In the dating world, if your dates don’t appreciate your taste in music, it’s their loss, however if you’re not getting dates because you’re using Lynx as a shower substitute – this might something to work on. In the professional world, if you’re not getting interviews because you lack communication skills, it could be time to consider working on this area. Know what you are good at and where your weaknesses may lie.  And then know what you want to do about it.

Do you want to stay in jobs where you can work with your strongest technologies and avoid working with those where you might not be as strong? Do you want exposure to those skills which you might not be as good so you can gain expertise? Remember, technology moves quickly. If you are worried about your skillset limiting your ability to level up down the line – you could read industry blogs, technical articles, go to talks. See what’s new and likely to stick around and upskill.

If you know your coding is strong but you have trouble articulating your thoughts, practice. Your CV and your skills should always be a work in progress.

Get your recruiter to help you with potential interview questions if communication has been a barrier for you in the past. There’s probably 1000 websites with practice questions. Practice in the mirror, practice talking to your dog!

5) Keep an open mind – you may surprise yourself!
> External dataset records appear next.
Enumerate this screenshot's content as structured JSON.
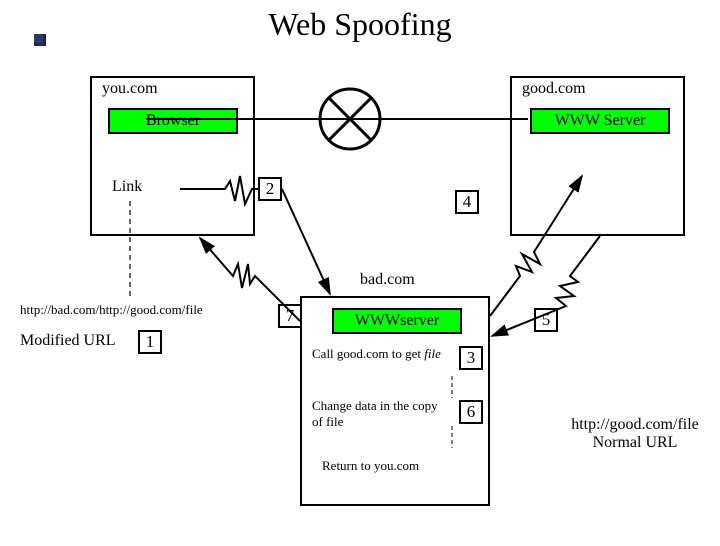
{
  "title": "Web Spoofing",
  "left_host": "you.com",
  "right_host": "good.com",
  "browser_label": "Browser",
  "www_server_label": "WWW Server",
  "link_label": "Link",
  "modified_url_text": "http://bad.com/http://good.com/file",
  "modified_url_label": "Modified URL",
  "bad_host": "bad.com",
  "bad_server_label": "WWWserver",
  "step_call": "Call good.com to get ",
  "step_call_file": "file",
  "step_change": "Change data in the copy of file",
  "step_return": "Return to you.com",
  "normal_url_line1": "http://good.com/file",
  "normal_url_line2": "Normal URL",
  "steps": {
    "s1": "1",
    "s2": "2",
    "s3": "3",
    "s4": "4",
    "s5": "5",
    "s6": "6",
    "s7": "7"
  }
}
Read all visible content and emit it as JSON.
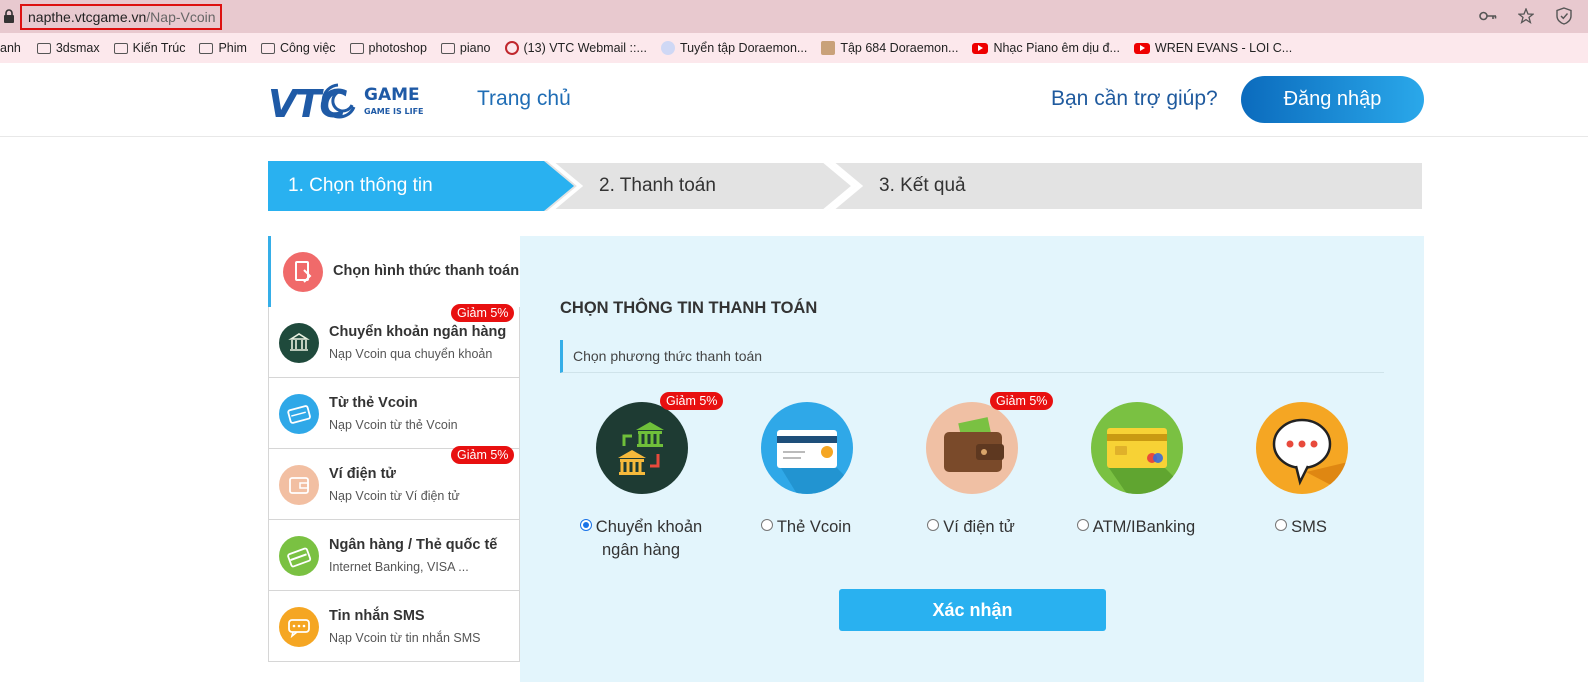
{
  "browser": {
    "url_host": "napthe.vtcgame.vn",
    "url_path": "/Nap-Vcoin",
    "icons": [
      "key-icon",
      "star-icon",
      "shield-icon"
    ]
  },
  "bookmarks": [
    {
      "label": "anh",
      "icon": "none"
    },
    {
      "label": "3dsmax",
      "icon": "folder-icon"
    },
    {
      "label": "Kiến Trúc",
      "icon": "folder-icon"
    },
    {
      "label": "Phim",
      "icon": "folder-icon"
    },
    {
      "label": "Công việc",
      "icon": "folder-icon"
    },
    {
      "label": "photoshop",
      "icon": "folder-icon"
    },
    {
      "label": "piano",
      "icon": "folder-icon"
    },
    {
      "label": "(13) VTC Webmail ::...",
      "icon": "webmail-icon"
    },
    {
      "label": "Tuyển tập Doraemon...",
      "icon": "doraemon-icon"
    },
    {
      "label": "Tập 684 Doraemon...",
      "icon": "thumbnail-icon"
    },
    {
      "label": "Nhạc Piano êm dịu đ...",
      "icon": "youtube-icon"
    },
    {
      "label": "WREN EVANS - LOI C...",
      "icon": "youtube-icon"
    }
  ],
  "header": {
    "nav_home": "Trang chủ",
    "help": "Bạn cần trợ giúp?",
    "login": "Đăng nhập"
  },
  "steps": [
    {
      "label": "1. Chọn thông tin",
      "active": true
    },
    {
      "label": "2. Thanh toán",
      "active": false
    },
    {
      "label": "3. Kết quả",
      "active": false
    }
  ],
  "sidebar": {
    "heading": "Chọn hình thức thanh toán",
    "items": [
      {
        "title": "Chuyển khoản ngân hàng",
        "subtitle": "Nạp Vcoin qua chuyển khoản",
        "badge": "Giảm 5%",
        "color": "#1f4a3c"
      },
      {
        "title": "Từ thẻ Vcoin",
        "subtitle": "Nạp Vcoin từ thẻ Vcoin",
        "badge": "",
        "color": "#2fa8e8"
      },
      {
        "title": "Ví điện tử",
        "subtitle": "Nạp Vcoin từ Ví điện tử",
        "badge": "Giảm 5%",
        "color": "#f2bfa2"
      },
      {
        "title": "Ngân hàng / Thẻ quốc tế",
        "subtitle": "Internet Banking, VISA ...",
        "badge": "",
        "color": "#7ac142"
      },
      {
        "title": "Tin nhắn SMS",
        "subtitle": "Nạp Vcoin từ tin nhắn SMS",
        "badge": "",
        "color": "#f5a623"
      }
    ]
  },
  "main": {
    "title": "CHỌN THÔNG TIN THANH TOÁN",
    "subtitle": "Chọn phương thức thanh toán",
    "methods": [
      {
        "label": "Chuyển khoản ngân hàng",
        "selected": true,
        "badge": "Giảm 5%"
      },
      {
        "label": "Thẻ Vcoin",
        "selected": false,
        "badge": ""
      },
      {
        "label": "Ví điện tử",
        "selected": false,
        "badge": "Giảm 5%"
      },
      {
        "label": "ATM/IBanking",
        "selected": false,
        "badge": ""
      },
      {
        "label": "SMS",
        "selected": false,
        "badge": ""
      }
    ],
    "confirm": "Xác nhận"
  },
  "colors": {
    "accent": "#29b1f0",
    "brand_blue": "#1f6db5",
    "badge_red": "#e81010",
    "panel_bg": "#e3f5fc"
  }
}
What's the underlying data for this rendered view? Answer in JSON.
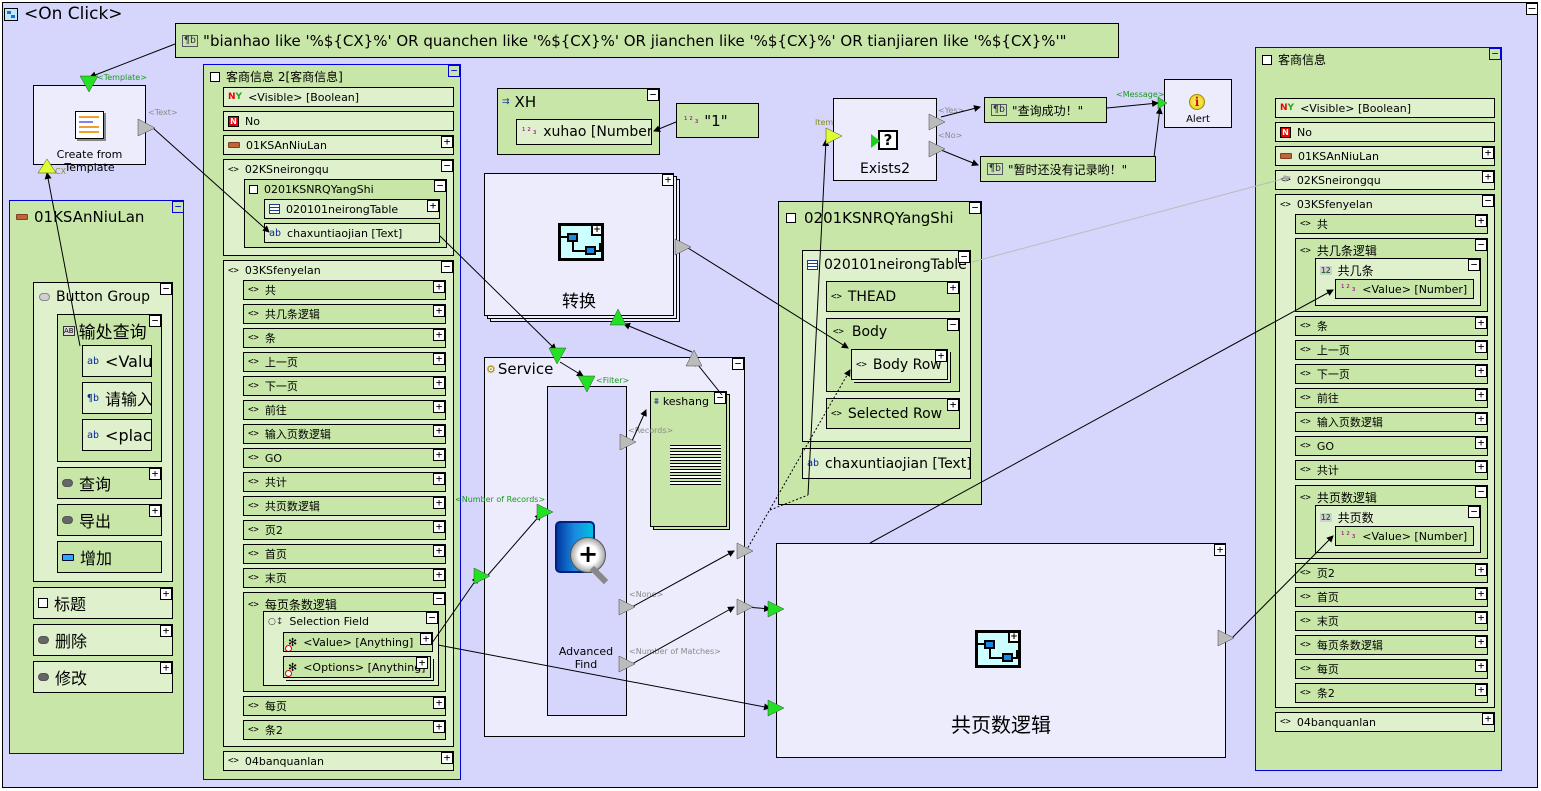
{
  "canvas": {
    "title": "<On Click>"
  },
  "template_expr": {
    "text": "\"bianhao like '%${CX}%' OR quanchen like '%${CX}%' OR jianchen like '%${CX}%'  OR tianjiaren like '%${CX}%'\""
  },
  "create_template": {
    "label": "Create from Template",
    "port_template": "<Template>",
    "port_text": "<Text>",
    "port_cx": "CX"
  },
  "left_panel": {
    "title": "01KSAnNiuLan",
    "button_group": {
      "title": "Button Group",
      "input_group": {
        "title": "输处查询",
        "items": [
          "<Value",
          "请输入",
          "<place"
        ]
      },
      "buttons": [
        "查询",
        "导出",
        "增加"
      ]
    },
    "items": [
      "标题",
      "删除",
      "修改"
    ]
  },
  "middle_panel": {
    "title": "客商信息 2[客商信息]",
    "visible": "<Visible> [Boolean]",
    "no": "No",
    "an_niu_lan": "01KSAnNiuLan",
    "neirongqu": {
      "title": "02KSneirongqu",
      "yangshi": {
        "title": "0201KSNRQYangShi",
        "table": "020101neirongTable",
        "field": "chaxuntiaojian [Text]"
      }
    },
    "fenyelan": {
      "title": "03KSfenyelan",
      "items": [
        "共",
        "共几条逻辑",
        "条",
        "上一页",
        "下一页",
        "前往",
        "输入页数逻辑",
        "GO",
        "共计",
        "共页数逻辑",
        "页2",
        "首页",
        "末页"
      ],
      "per_page_logic": {
        "title": "每页条数逻辑",
        "selection_field": {
          "title": "Selection Field",
          "value": "<Value> [Anything]",
          "options": "<Options> [Anything]"
        }
      },
      "tail_items": [
        "每页",
        "条2"
      ]
    },
    "banquanlan": "04banquanlan"
  },
  "xh": {
    "title": "XH",
    "field": "xuhao [Number]",
    "const": "\"1\""
  },
  "transform": {
    "label": "转换"
  },
  "service": {
    "title": "Service",
    "port_filter": "<Filter>",
    "port_records": "<Records>",
    "port_number_records": "<Number of Records>",
    "port_none": "<None>",
    "port_number_matches": "<Number of Matches>",
    "advanced_find": "Advanced Find",
    "keshang": "keshang"
  },
  "exists": {
    "label": "Exists2",
    "port_item": "Item",
    "port_yes": "<Yes>",
    "port_no": "<No>"
  },
  "messages": {
    "success": "\"查询成功！\"",
    "empty": "\"暂时还没有记录哟！\""
  },
  "alert": {
    "label": "Alert",
    "port_message": "<Message>"
  },
  "yangshi_panel": {
    "title": "0201KSNRQYangShi",
    "table": "020101neirongTable",
    "thead": "THEAD",
    "body": "Body",
    "body_row": "Body Row",
    "selected_row": "Selected Row",
    "field": "chaxuntiaojian [Text]"
  },
  "total_pages_logic": {
    "label": "共页数逻辑"
  },
  "right_panel": {
    "title": "客商信息",
    "visible": "<Visible> [Boolean]",
    "no": "No",
    "an_niu_lan": "01KSAnNiuLan",
    "neirongqu": "02KSneirongqu",
    "fenyelan": {
      "title": "03KSfenyelan",
      "gong": "共",
      "count_logic": {
        "title": "共几条逻辑",
        "sub": "共几条",
        "value": "<Value> [Number]"
      },
      "mid_items": [
        "条",
        "上一页",
        "下一页",
        "前往",
        "输入页数逻辑",
        "GO",
        "共计"
      ],
      "pages_logic": {
        "title": "共页数逻辑",
        "sub": "共页数",
        "value": "<Value> [Number]"
      },
      "tail_items": [
        "页2",
        "首页",
        "末页",
        "每页条数逻辑",
        "每页",
        "条2"
      ]
    },
    "banquanlan": "04banquanlan"
  }
}
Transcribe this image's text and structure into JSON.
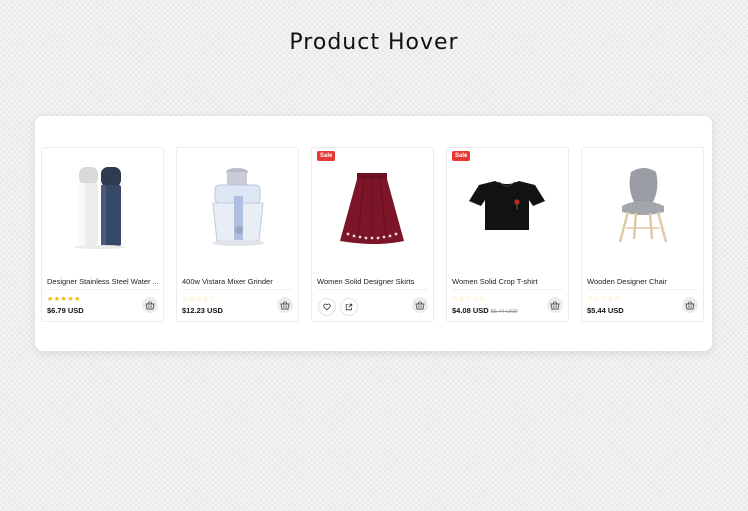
{
  "page": {
    "title": "Product Hover"
  },
  "products": [
    {
      "name": "Designer Stainless Steel Water ...",
      "rating": "★★★★★",
      "price": "$6.79 USD",
      "sale": "",
      "old_price": ""
    },
    {
      "name": "400w Vistara Mixer Grinder",
      "rating": "☆☆☆☆☆",
      "price": "$12.23 USD",
      "sale": "",
      "old_price": ""
    },
    {
      "name": "Women Solid Designer Skirts",
      "rating": "",
      "price": "",
      "sale": "Sale",
      "old_price": ""
    },
    {
      "name": "Women Solid Crop T-shirt",
      "rating": "☆☆☆☆☆",
      "price": "$4.08 USD",
      "sale": "Sale",
      "old_price": "$5.44 USD"
    },
    {
      "name": "Wooden Designer Chair",
      "rating": "☆☆☆☆☆",
      "price": "$5.44 USD",
      "sale": "",
      "old_price": ""
    }
  ],
  "icons": {
    "cart": "basket-icon",
    "wishlist": "heart-icon",
    "quick_view": "external-link-icon"
  },
  "colors": {
    "sale": "#e53935",
    "star": "#f5b301",
    "skirt": "#7d1528"
  }
}
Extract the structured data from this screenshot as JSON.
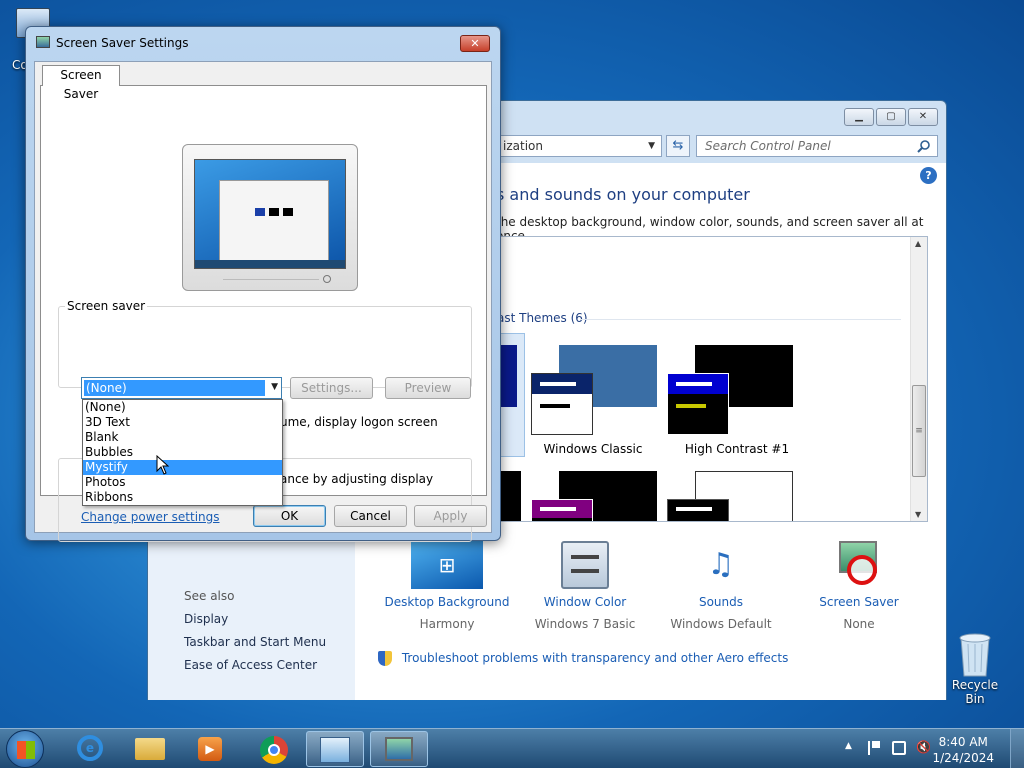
{
  "desktop": {
    "computer_label": "Co",
    "recycle_bin_label": "Recycle Bin"
  },
  "control_panel": {
    "address_text": "ization",
    "search_placeholder": "Search Control Panel",
    "heading": "s and sounds on your computer",
    "subheading": "the desktop background, window color, sounds, and screen saver all at once.",
    "section_label": "ast Themes (6)",
    "themes": [
      {
        "label": "Windows Classic"
      },
      {
        "label": "High Contrast #1"
      }
    ],
    "see_also_title": "See also",
    "side_links": [
      "Display",
      "Taskbar and Start Menu",
      "Ease of Access Center"
    ],
    "bottom_items": [
      {
        "title": "Desktop Background",
        "value": "Harmony"
      },
      {
        "title": "Window Color",
        "value": "Windows 7 Basic"
      },
      {
        "title": "Sounds",
        "value": "Windows Default"
      },
      {
        "title": "Screen Saver",
        "value": "None"
      }
    ],
    "troubleshoot_link": "Troubleshoot problems with transparency and other Aero effects",
    "title_buttons": {
      "minimize": "▁",
      "maximize": "▢",
      "close": "✕"
    }
  },
  "dialog": {
    "title": "Screen Saver Settings",
    "close": "✕",
    "tab": "Screen Saver",
    "group_label": "Screen saver",
    "selected": "(None)",
    "options": [
      "(None)",
      "3D Text",
      "Blank",
      "Bubbles",
      "Mystify",
      "Photos",
      "Ribbons"
    ],
    "highlighted_option": "Mystify",
    "settings_button": "Settings...",
    "preview_button": "Preview",
    "resume_text_partial": "ume, display logon screen",
    "power_text_partial": "ance by adjusting display",
    "power_link": "Change power settings",
    "ok": "OK",
    "cancel": "Cancel",
    "apply": "Apply"
  },
  "taskbar": {
    "time": "8:40 AM",
    "date": "1/24/2024",
    "tray_arrow": "▲"
  },
  "colors": {
    "link": "#1a5db4",
    "selection": "#3399ff",
    "heading": "#1e3f82"
  }
}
Now you know who you are and what you want. You have a solid idea of your ideal job and a list of the things that will make you walk away.

Now, write “maybe…” under it.

You never know when the ideal match might come around in disguise. You may have set out for an athlete and found love in a musician, or dreamed of a fellow-technologist as a partner and found love in a painter. Be open to hearing about an opportunity that doesn’t sound like a perfect match at first. A great company can compensate for not getting everything you want in the job description. Getting to work in your perfect job can compensate for not getting all the benefits you want.

Just…be a little open to something different.